Sabemos de sobra lo importante de la sexualidad. Somos seres sexuados y no se trata sólo de nuestra capacidad de reproducción, sino de las formas de expresar nuestra vida entera. Por medio de la sexualidad dejamos ver de nosotros mucho: personalidad, sentimientos, actitudes, gustos y disgustos, etc.

Queda claro entonces, las relaciones sexuales no son innecesarias, sino todo lo contrario. Ahora bien. ¿Cuando las tenemos estamos únicamente satisfaciendo una necesidad fisiológica? Aunque habrá quien lo afirme, ejercer nuestra sexualidad es mucho más. He ahí el problema con el amor y el sexo, pues, la mayoría de las veces (más las féminas que los varones, tema que da para otra colaboración), tenemos relaciones y amamos o nos enamoramos al mismo tiempo.




No para todos la opción es dejarse al placer, pues en ello se van embarrados los amores. Sin embargo hay quienes, con menos complicaciones, llevan plenamente sus relaciones sexuales, parcial o totalmente separadas de los sentimientos amorosos. Se vale, por qué no. Cada quien sabe por donde se cuelan sus pulpas, y si para algunos(as) lo mejor es separar el sexo del amor, fenomenal. Habremos de ver después los resultados de ese estilo de vida, aunque dudo sea nutritivo o enriquecedor en otro ámbito, además del sexual.

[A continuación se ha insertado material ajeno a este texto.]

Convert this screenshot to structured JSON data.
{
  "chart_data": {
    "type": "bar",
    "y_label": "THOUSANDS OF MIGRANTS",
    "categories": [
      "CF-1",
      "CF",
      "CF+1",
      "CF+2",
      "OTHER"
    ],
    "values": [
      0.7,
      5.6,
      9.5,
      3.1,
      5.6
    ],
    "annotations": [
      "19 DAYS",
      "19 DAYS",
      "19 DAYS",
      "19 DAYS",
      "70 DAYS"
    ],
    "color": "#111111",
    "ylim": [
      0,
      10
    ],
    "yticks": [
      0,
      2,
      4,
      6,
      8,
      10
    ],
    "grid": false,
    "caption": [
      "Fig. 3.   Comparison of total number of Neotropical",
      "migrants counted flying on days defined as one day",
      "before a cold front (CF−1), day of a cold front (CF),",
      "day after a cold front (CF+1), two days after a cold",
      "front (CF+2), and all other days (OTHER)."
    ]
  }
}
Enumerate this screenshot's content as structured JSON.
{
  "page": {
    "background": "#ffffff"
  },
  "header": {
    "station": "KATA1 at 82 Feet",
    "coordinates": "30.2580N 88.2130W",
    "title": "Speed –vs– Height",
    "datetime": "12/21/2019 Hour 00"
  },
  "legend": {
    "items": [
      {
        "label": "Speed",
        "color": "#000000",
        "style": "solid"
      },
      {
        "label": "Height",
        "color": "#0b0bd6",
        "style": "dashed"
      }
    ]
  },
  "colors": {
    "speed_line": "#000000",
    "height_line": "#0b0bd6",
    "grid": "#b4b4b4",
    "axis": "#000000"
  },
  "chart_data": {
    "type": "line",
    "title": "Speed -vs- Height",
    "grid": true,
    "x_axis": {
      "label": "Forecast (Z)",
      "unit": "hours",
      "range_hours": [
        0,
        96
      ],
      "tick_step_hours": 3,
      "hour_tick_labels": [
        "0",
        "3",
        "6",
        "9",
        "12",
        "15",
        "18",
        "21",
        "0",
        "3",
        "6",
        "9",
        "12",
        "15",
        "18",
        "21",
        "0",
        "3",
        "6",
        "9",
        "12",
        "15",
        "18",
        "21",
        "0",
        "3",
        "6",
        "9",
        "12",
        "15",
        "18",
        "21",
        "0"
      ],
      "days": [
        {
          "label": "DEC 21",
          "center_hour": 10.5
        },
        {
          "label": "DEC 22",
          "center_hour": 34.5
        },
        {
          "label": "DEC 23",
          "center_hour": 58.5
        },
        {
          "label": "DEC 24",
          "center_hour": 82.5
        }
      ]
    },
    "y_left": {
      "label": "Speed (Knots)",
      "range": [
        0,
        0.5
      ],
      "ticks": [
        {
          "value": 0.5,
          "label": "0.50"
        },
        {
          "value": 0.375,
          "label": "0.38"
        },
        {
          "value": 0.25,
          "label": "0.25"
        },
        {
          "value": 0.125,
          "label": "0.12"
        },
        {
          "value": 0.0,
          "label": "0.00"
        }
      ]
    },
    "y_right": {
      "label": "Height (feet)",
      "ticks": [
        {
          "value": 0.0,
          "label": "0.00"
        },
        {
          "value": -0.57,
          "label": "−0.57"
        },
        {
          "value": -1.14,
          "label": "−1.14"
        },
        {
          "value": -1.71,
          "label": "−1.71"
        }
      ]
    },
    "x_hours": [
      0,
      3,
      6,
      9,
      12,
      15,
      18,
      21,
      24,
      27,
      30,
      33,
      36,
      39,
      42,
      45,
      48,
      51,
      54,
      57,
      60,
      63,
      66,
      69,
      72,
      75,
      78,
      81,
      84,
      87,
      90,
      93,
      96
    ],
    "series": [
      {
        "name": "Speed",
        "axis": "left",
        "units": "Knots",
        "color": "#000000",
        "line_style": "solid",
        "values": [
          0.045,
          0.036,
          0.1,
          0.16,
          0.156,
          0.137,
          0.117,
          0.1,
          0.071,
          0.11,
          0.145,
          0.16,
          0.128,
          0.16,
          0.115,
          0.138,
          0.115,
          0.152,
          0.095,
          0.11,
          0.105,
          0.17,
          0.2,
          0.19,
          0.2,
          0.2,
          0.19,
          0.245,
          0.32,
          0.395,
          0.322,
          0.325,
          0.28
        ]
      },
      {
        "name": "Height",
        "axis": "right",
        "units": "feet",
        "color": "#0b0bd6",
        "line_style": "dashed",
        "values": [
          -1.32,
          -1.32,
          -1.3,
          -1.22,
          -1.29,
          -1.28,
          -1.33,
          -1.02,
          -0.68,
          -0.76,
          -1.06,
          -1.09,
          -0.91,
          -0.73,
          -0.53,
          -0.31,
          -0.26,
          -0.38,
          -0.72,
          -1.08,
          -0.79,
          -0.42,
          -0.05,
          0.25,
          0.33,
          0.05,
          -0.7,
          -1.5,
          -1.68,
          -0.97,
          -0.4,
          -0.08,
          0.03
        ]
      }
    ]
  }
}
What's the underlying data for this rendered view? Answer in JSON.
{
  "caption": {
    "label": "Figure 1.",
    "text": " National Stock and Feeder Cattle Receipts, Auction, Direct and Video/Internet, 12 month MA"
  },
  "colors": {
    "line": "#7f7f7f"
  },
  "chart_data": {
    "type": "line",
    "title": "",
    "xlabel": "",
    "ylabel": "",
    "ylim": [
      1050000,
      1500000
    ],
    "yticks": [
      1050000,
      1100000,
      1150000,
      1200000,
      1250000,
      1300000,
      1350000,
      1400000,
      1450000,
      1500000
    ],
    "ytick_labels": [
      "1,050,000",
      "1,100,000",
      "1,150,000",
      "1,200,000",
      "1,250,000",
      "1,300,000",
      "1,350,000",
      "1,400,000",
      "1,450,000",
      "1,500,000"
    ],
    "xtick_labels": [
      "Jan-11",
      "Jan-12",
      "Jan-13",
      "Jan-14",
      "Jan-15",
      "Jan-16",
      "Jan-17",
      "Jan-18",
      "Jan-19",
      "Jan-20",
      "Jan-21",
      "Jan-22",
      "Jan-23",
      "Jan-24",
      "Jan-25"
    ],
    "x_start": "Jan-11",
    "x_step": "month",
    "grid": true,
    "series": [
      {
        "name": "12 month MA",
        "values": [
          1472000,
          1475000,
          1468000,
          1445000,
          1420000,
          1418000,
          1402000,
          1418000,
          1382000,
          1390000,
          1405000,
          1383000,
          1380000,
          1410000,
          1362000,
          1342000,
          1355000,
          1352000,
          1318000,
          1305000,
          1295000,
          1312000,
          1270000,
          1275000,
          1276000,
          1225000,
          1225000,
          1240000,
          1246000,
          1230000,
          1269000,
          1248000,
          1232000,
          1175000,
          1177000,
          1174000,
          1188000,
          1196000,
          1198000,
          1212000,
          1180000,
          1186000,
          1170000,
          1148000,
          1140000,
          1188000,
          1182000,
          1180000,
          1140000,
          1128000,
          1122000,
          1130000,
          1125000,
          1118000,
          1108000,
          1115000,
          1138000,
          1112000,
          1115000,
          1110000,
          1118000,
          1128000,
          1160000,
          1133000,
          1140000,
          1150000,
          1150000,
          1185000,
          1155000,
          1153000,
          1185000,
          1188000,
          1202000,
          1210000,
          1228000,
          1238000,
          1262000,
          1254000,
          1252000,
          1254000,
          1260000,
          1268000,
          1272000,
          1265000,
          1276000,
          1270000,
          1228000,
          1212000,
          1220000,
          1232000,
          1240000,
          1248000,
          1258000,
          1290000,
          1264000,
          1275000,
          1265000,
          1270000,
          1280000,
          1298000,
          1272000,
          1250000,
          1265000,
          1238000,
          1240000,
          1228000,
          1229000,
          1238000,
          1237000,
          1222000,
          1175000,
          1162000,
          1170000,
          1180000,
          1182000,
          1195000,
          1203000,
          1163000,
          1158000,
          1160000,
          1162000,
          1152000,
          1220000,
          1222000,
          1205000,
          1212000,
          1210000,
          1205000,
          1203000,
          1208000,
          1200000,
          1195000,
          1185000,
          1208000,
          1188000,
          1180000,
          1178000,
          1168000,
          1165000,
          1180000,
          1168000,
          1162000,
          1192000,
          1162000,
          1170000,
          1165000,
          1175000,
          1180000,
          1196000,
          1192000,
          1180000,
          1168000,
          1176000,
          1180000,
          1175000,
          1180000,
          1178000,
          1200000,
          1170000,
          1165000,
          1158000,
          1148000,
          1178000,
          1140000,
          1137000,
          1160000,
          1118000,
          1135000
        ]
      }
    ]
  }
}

Pero ¿cómo entender y reaccionar ante estas circunstancias cuando nos toca vivirlas? Estamos inmersos en esa posibilidad más que nunca. Hoy, en el estreno encontramos la satisfacción; es un pecado aburrirse y entre más consumimos (porque todo, incluso nosotros, somos mercancía) más queremos y, conocemos gente en los perfiles de Hi5 o Myspace con increíble facilidad. Tener sexo sin amor, hoy es más probable. Tal vez hasta común. Sin hacer de ello por lo tanto una norma, una moda o una regla de la vida.



Se trata pues de comunicación con nuestras parejas. No hay más. Así de simple. La fórmula para saber si estamos propensos a tener sexo sin amor es: escuchar y ser escuchado. Podemos ser excelentes amantes, amigos o vecinos, pero jamás adivinos. Por lo tanto preguntemos de las necesidades del otro(a) y expresemos las nuestras. Así, aclarar si andamos en busca de una relación estable, donde además de sexo queremos amor, es la clave para acercarnos o alejarnos de las relaciones sin afecto. Al hablar, establecemos acuerdos mutuos con nuestra pareja para determinar aquello que nos complazca y complazca al otro(a), es decir, si estamos o no de acuerdo en entablar una relación de sexo sin amor.


Para finalizar esta colaboración, me queda decir un par de cosas. El sexo es para todos como todos son para el sexo (léase la frase con todas sus posibilidades interpretativas). Se vale tener relaciones sexuales sin amor, por supuesto, lo que no se vale es jugar con los sentimientos de nuestra pareja; por ello es fundamental la comunicación previa. Y si ya estás metido(a) en estos líos, un consejo se me ocurre decir: cuando el caso es que el (la) enamorado(a) eres tú, no sabes ciertamente si eres correspondido(a) y ya tuviste más de una relación sexual con tu pareja; considera darle fin al enredo. Seguramente es lo mejor para ti, y digo para ti porque si tu pareja no se ha tomado la molestia de preguntarte cómo te sientes y qué piensas, es que probablemente lo único que buscaba en ti era sexo.

Cuando el caso es que, con quien sales lo único que te enloquece es las hormonas, lo mejor es la honestidad. Dile la neta, que sólo te interesa un free "buena onda", acá, rico, tal vez romántico, pero nada más: tienes de dos sopas, te dice que sí y franquean sensacionalmente o, te da las gracias y pasa. Es duro, lo sé, pero mucho mejor que las mentiras y los gatuperios, causa posterior de heridas profundas en el corazón.



Y, si lo tuyo es experimentar, pues adelante. ¡A coger y mamar que el mundo se va a acabar! Nada más ten presente las reglas, no jodas si no quieres ser jodido. La ley de herodes aquí no encaja. Usa siempre condón para prevenir las ITS o embarazos. Y, si sientes que el amor toca tu puerta y con quien te acuestas no despierta del encanto tibio de las sábanas, entonces no la abras más que para poner el letrero de "No molestar, hoy no requiero servicio al cuarto". Así ninguno sale herido. Retírate a tiempo.